The most-traded coke contract with January expiry on China’s Dalian Commodity Exchange rose as much as 4.2% to 2,345 yuan ($349.94) a tonne.
With several coke-producing provinces implementing output capacity cuts as they seek to eliminate inefficient plants, supply of the processed form of coking or metallurgical coal has tightened, while demand remained brisk among Chinese steel producers.
Coal mine safety inspections and fresh coal import curbs in China have combined to limit supply of the material, adding to the upward pressure on coke prices, analysts said.
“The capacity cuts are now ongoing and demand is still firm, giving rise to a tight market balance that put upward pressure on coke prices,” said Richard Lu, senior analyst at commodity consultant CRU in Beijing.

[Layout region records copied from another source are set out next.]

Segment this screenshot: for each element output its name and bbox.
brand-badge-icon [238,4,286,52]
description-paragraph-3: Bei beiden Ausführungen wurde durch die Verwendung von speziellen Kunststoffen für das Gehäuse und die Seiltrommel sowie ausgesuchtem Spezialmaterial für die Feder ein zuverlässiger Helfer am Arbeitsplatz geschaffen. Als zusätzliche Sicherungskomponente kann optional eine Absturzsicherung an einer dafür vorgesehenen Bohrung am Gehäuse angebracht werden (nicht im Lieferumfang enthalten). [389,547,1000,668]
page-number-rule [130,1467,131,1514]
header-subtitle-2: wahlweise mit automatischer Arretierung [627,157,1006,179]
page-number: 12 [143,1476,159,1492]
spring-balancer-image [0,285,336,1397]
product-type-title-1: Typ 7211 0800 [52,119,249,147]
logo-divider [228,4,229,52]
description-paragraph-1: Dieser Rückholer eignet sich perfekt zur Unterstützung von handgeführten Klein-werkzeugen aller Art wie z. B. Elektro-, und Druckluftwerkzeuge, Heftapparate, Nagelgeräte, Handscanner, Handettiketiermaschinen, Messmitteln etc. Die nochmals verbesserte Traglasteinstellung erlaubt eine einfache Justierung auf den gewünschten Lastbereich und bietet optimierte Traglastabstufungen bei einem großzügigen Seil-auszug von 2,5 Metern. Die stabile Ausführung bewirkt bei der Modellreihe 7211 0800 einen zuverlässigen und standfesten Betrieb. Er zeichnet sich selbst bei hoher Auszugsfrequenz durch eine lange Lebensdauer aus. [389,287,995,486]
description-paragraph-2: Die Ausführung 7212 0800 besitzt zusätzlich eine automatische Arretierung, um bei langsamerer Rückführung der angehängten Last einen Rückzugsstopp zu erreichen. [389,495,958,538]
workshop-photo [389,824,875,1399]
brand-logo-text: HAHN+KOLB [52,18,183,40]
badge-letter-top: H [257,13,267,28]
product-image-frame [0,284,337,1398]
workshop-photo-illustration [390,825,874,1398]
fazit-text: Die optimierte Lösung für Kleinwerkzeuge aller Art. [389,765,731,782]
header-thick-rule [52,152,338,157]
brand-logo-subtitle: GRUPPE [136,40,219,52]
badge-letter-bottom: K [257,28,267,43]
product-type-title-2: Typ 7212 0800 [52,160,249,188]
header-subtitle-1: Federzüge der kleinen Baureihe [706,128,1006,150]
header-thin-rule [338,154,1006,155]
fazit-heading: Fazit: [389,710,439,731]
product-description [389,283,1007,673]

Independent coking plants in north and east China had announced their intention to raise coke prices again by 50 yuan a tonne this week, according to Mysteel consultancy.
Dalian coking coal slipped 0.1% by 0247 GMT.
Iron ore extended losses, with the most-traded Dalian contract down 1%, while the Singapore Exchange benchmark dropped 0.1%.
* Iron ore exports by No. 2 supplier Brazil in October totalled 31.19 million tonnes compared with 34.14 million tonnes a year earlier.
* Imported iron ore stocked at Chinese ports climbed to 128.95 million tonnes last week, the highest since mid-February, according to SteelHome consultancy. SH-TOT-IRONINV
* Benchmark 62% iron ore's spot price SH-CCN-IRNOR62 stood at $118 a tonne on Tuesday, SteelHome data showed.
* Steel rebar on the Shanghai Futures Exchange gained 0.4%, while hot-rolled coil climbed 0.3%. Stainless steel slipped 0.3%.